I don't know this has any interest at all for anyone but native U.S. speakers. On this website, you answer 25 questions about your use of vocabulary and pronunciation: "Do you pronounce 'cot' and 'caught' the same way or differently?" "Do you call the sweet stuff on top of a cake 'frosting' or 'icing' or both?"

It produces a shaded dialect map, showing the regions of the U.S. where the dialect is most similar and most different to yours. Along the way, it shows you the regional pattern for each of the questions you answered. 

It is almost creepy how precisely it pinpoints the rather small zone of the U.S. where the dialect pattern is similar to mine.

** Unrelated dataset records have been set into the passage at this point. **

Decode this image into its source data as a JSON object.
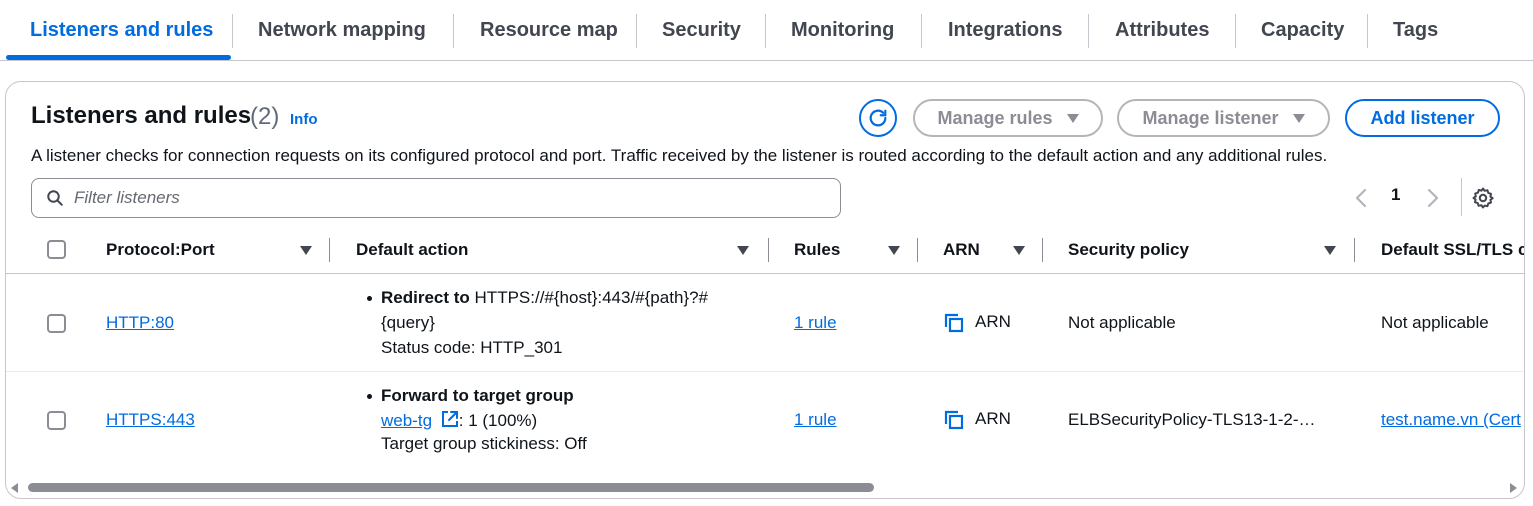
{
  "tabs": [
    {
      "label": "Listeners and rules",
      "active": true
    },
    {
      "label": "Network mapping"
    },
    {
      "label": "Resource map"
    },
    {
      "label": "Security"
    },
    {
      "label": "Monitoring"
    },
    {
      "label": "Integrations"
    },
    {
      "label": "Attributes"
    },
    {
      "label": "Capacity"
    },
    {
      "label": "Tags"
    }
  ],
  "panel": {
    "title": "Listeners and rules",
    "count": "(2)",
    "info": "Info",
    "description": "A listener checks for connection requests on its configured protocol and port. Traffic received by the listener is routed according to the default action and any additional rules.",
    "refresh_icon": "refresh-icon",
    "manage_rules": "Manage rules",
    "manage_listener": "Manage listener",
    "add_listener": "Add listener",
    "search_placeholder": "Filter listeners",
    "page": "1",
    "prev_icon": "chevron-left-icon",
    "next_icon": "chevron-right-icon",
    "settings_icon": "gear-icon"
  },
  "table": {
    "columns": [
      "Protocol:Port",
      "Default action",
      "Rules",
      "ARN",
      "Security policy",
      "Default SSL/TLS c"
    ],
    "rows": [
      {
        "protocol_port": "HTTP:80",
        "action_title": "Redirect to",
        "action_line1": "HTTPS://#{host}:443/#{path}?#",
        "action_line2": "{query}",
        "action_line3": "Status code: HTTP_301",
        "rules": "1 rule",
        "arn": "ARN",
        "security_policy": "Not applicable",
        "ssl_cert": "Not applicable"
      },
      {
        "protocol_port": "HTTPS:443",
        "action_title": "Forward to target group",
        "target_group": "web-tg",
        "target_weight": ": 1 (100%)",
        "action_line3": "Target group stickiness: Off",
        "rules": "1 rule",
        "arn": "ARN",
        "security_policy": "ELBSecurityPolicy-TLS13-1-2-…",
        "ssl_cert": "test.name.vn (Cert"
      }
    ]
  },
  "colors": {
    "accent": "#006ce0",
    "text": "#0f141a",
    "muted": "#8c8c94"
  }
}
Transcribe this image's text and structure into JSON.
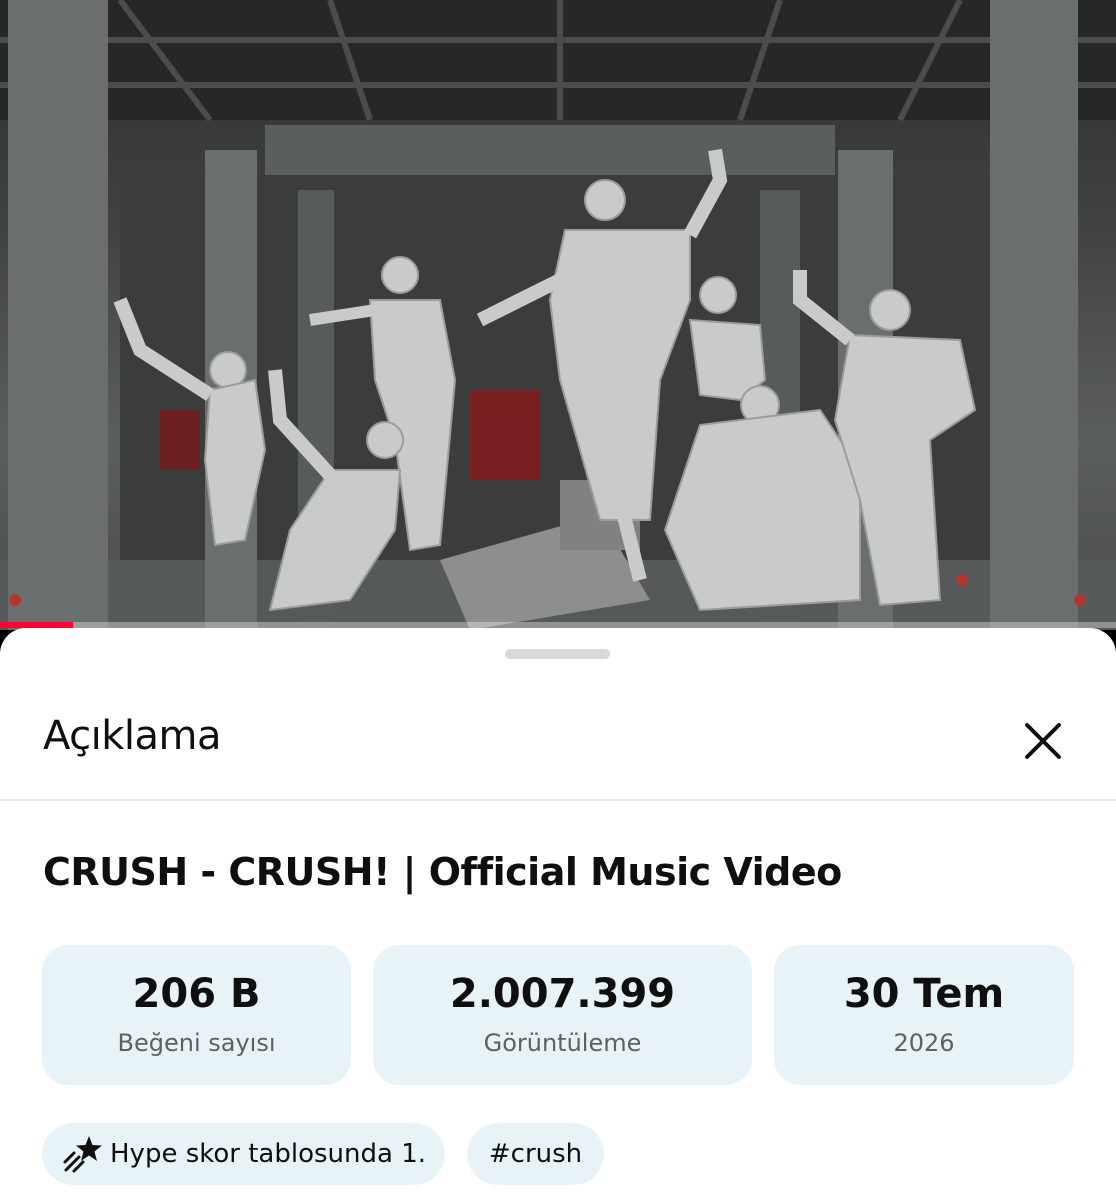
{
  "video": {
    "progress": 0.065,
    "progress_color": "#ff0033"
  },
  "sheet": {
    "title": "Açıklama",
    "close_icon": "close-icon"
  },
  "video_title": "CRUSH - CRUSH! | Official Music Video",
  "stats": {
    "likes": {
      "value": "206 B",
      "label": "Beğeni sayısı"
    },
    "views": {
      "value": "2.007.399",
      "label": "Görüntüleme"
    },
    "date": {
      "value": "30 Tem",
      "label": "2026"
    }
  },
  "chips": {
    "hype": {
      "icon": "hype-star-icon",
      "label": "Hype skor tablosunda 1."
    },
    "hashtag": {
      "label": "#crush"
    }
  },
  "colors": {
    "accent": "#ff0033",
    "stat_bg": "#e8f3f7"
  }
}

What's interesting is the distinction between active and passive vocabulary. "What do you call the thing from which you might drink water in a school? Bubbler, water bubbler, drinking fountain, water fountain?" I would call them synonyms. They are all familiar. If someone says "bubbler" I don't think "Oh, they must be from Wisconsin." I'm not even sure I know what I say until I actually start to say it. Only then do I realize that "water fountain" is "what I say."

22 de ago. de 2014 20:14
Comentarios · 9
1

Yes, thank you for this link.  It was extremely accurate in my case - the dialect in the middle of the country - Kansas, Missouri, Arkansas, and Oklahoma.

23 de agosto de 2014

The test concluded I live between New York and Philadelphia. That's not surprising... since I got all the questions right! Soda is always soda, and a sub is a long sandwich.

26 de agosto de 2014

What do you call it when rain falls while the sun is shining? Sunshower

Since I am from Florida that is what we call it. 

26 de agosto de 2014

And that is funny, because when I was thinking about sneakers I thought of the phrase "little old ladies in sneakers." But now that you say "tennis shoe" I realize that the phrase is really "little old ladies in tennis shoes."

23 de agosto de 2014

I also didn't realize that "feeder (road)" was so location specific.